Pacing Clin Electrophysiol. 2005 Jul;28(7):639-46. doi: 10.1111/j.1540-8159.2005.00157.x.
Pacing in the low right atrial septum (LAS) appears superior to right atrial appendage or free wall stimulation for the prevention of paroxysmal atrial fibrillation. However, insertion of active fixation lead in the low right atrial septal position is difficult and time consuming, inhibiting application of this pacing method in daily practice.
The technique of handling and positioning of a new "over the wire" lead system is presented with emphasis on electrocardiographic P wave pattern and fluoroscopic landmarks.
The initial results demonstrate an acute implantation and short-term success of LAS pacing of >90% in the first 100 patients without major complications. Pacing thresholds at 3 and 6 months were fully comparable with that of the conventional atrial pacing, whereas impedance and atrial sensing signals were significantly higher at 3 and 6 months follow-up.
These favorable initial results justify recommanding chronic LAS pacing with the active fixation atrial lead and providinge guidelines and fluoroscopic landmarks for the implantation. Insertion of the atrial active fixation lead positioned with the Locatortrade mark tool strongly supports the implantation procedure.

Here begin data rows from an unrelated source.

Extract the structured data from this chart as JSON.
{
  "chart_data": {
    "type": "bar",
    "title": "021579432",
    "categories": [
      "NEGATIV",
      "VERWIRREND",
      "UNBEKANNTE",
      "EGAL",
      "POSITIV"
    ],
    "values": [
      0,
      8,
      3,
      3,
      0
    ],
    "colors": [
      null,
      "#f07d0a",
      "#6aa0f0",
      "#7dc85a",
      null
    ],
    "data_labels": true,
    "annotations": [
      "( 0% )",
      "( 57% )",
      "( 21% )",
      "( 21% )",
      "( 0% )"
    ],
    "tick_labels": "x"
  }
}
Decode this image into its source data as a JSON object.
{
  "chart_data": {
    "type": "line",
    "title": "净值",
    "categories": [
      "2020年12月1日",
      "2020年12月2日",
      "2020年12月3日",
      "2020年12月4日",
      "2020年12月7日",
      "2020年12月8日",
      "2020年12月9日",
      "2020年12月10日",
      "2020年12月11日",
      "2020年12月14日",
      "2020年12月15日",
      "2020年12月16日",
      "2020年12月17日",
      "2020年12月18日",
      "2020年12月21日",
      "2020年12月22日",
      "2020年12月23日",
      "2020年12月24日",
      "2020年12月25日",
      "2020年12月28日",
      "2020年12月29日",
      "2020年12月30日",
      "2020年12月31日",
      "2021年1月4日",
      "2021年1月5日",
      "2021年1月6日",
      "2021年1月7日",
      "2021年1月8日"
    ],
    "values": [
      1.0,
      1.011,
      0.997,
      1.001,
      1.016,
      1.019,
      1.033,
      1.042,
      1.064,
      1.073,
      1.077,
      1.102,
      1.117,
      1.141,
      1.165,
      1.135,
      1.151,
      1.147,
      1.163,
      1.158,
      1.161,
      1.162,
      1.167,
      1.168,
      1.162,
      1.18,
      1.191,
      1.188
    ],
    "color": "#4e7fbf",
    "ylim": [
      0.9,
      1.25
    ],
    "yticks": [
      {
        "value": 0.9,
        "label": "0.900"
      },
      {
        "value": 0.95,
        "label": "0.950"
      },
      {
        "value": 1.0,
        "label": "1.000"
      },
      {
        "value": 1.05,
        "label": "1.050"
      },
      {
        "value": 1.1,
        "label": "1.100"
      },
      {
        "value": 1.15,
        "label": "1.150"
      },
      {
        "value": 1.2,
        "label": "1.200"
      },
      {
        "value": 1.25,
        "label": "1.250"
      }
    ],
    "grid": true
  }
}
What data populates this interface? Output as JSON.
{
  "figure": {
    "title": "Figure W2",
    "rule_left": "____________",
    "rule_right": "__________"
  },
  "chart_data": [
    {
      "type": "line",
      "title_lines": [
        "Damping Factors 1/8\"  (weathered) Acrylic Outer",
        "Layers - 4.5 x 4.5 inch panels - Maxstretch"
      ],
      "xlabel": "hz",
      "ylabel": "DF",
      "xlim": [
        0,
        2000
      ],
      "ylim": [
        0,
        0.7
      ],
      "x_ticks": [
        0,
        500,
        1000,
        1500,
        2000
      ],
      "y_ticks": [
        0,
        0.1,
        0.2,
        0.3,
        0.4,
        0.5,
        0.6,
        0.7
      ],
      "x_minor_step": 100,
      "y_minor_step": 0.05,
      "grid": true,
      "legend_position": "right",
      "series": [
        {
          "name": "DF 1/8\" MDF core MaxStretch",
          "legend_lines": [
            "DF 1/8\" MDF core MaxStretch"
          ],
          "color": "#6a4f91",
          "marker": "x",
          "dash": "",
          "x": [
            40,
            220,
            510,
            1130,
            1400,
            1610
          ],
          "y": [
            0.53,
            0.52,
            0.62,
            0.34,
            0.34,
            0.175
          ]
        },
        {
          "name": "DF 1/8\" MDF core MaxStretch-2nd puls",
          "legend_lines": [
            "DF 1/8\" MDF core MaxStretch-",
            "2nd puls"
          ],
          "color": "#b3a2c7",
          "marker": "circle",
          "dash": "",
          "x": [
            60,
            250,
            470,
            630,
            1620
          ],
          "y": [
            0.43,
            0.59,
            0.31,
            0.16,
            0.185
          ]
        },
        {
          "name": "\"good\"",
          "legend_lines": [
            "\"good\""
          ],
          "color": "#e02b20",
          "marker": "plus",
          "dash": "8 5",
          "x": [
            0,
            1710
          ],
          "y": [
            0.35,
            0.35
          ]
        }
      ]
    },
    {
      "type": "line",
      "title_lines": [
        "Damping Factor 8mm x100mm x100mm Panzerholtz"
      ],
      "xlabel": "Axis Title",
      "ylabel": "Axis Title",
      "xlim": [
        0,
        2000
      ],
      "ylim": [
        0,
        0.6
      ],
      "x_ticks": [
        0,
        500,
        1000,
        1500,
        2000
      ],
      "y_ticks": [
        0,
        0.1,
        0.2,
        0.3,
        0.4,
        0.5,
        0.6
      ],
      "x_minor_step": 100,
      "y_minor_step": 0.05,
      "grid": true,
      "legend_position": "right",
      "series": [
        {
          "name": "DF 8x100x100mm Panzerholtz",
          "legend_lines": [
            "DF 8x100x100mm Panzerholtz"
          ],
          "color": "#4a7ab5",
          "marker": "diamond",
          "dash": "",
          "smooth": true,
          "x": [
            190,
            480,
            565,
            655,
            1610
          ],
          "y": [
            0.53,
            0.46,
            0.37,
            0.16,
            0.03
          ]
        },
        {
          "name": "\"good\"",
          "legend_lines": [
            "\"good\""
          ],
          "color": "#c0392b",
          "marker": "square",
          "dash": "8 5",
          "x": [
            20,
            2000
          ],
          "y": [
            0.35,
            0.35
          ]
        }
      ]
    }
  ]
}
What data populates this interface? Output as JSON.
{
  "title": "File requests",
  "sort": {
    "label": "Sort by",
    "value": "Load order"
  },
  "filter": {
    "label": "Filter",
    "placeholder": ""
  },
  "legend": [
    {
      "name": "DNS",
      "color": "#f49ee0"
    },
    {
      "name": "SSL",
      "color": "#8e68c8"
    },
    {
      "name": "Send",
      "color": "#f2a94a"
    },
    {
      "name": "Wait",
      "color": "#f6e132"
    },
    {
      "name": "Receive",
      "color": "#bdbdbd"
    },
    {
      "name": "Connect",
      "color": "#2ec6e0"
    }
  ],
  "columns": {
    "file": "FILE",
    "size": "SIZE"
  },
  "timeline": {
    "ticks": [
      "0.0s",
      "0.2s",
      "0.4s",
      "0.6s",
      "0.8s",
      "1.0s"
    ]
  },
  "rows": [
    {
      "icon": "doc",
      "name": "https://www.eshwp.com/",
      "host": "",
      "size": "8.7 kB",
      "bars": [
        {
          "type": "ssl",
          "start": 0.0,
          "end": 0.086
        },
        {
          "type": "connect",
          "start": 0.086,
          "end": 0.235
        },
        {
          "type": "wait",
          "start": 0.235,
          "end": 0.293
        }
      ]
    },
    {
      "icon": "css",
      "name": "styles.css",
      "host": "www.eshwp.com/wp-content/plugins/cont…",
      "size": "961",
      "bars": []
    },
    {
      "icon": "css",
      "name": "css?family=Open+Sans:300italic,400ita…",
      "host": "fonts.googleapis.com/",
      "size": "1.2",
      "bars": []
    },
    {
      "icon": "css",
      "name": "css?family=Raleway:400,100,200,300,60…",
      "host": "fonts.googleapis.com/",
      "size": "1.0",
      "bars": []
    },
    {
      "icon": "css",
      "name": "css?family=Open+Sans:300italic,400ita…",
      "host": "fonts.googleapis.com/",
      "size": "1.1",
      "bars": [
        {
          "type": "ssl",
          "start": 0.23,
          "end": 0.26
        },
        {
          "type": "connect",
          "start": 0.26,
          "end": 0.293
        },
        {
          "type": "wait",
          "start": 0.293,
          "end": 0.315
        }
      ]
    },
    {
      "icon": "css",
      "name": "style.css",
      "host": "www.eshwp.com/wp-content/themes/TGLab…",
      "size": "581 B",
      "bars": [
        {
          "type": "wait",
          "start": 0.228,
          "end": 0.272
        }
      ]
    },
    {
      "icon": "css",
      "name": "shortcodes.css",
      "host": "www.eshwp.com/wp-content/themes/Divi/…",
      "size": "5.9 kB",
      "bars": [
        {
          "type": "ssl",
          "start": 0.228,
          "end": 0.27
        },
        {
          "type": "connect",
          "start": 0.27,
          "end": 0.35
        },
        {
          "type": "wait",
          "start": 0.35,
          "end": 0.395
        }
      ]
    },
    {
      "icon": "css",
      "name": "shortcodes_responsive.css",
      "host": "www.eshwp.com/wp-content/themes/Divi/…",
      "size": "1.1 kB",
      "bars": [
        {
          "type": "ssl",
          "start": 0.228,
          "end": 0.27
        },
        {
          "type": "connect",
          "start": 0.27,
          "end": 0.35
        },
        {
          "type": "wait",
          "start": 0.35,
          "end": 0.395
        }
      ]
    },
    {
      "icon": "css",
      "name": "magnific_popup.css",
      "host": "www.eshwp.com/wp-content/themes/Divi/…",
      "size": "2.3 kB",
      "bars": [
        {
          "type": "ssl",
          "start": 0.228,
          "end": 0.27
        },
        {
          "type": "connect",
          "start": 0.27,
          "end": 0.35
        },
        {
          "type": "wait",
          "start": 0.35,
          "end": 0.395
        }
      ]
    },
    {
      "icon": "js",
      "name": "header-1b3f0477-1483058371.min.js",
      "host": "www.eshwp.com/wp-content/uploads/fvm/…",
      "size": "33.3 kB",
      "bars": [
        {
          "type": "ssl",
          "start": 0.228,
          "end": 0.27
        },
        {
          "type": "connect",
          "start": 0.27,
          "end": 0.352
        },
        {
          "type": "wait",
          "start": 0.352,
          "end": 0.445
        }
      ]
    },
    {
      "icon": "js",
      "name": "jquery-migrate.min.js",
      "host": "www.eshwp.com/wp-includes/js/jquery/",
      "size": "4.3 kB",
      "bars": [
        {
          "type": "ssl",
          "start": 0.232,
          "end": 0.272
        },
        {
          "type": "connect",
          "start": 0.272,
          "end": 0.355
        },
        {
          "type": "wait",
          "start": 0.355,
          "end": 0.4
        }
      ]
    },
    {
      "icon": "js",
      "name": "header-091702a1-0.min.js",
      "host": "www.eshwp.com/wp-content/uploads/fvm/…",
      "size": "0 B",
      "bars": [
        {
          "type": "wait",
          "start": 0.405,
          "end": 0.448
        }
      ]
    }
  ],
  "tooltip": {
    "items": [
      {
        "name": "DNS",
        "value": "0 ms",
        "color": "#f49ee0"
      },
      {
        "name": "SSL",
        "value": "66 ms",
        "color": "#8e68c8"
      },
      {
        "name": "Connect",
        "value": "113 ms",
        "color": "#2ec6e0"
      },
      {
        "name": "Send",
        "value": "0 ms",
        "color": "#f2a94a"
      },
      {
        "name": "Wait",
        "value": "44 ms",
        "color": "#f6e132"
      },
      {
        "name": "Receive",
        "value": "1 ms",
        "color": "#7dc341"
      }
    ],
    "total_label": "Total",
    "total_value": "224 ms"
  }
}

在预防阵发性心房颤动方面,低位右心房间隔(LAS)起搏似乎优于右心耳或游离壁刺激。然而,在低位右心房间隔位置植入主动固定导线困难且耗时,这限制了这种起搏方法在日常实践中的应用。
介绍了一种新型“导线引导”导线系统的操作和定位技术,重点关注心电图P波形态和透视标志。
初步结果显示,在前100例患者中,LAS起搏的急性植入成功率和短期成功率>90%,且无重大并发症。3个月和6个月时的起搏阈值与传统心房起搏完全可比,而在3个月和6个月随访时,阻抗和心房感知信号显著更高。
这些良好的初步结果证明推荐使用主动固定心房导线进行慢性LAS起搏是合理的,并为植入提供了指导方针和透视标志。使用Locator商标工具定位心房主动固定导线有力地支持了植入过程。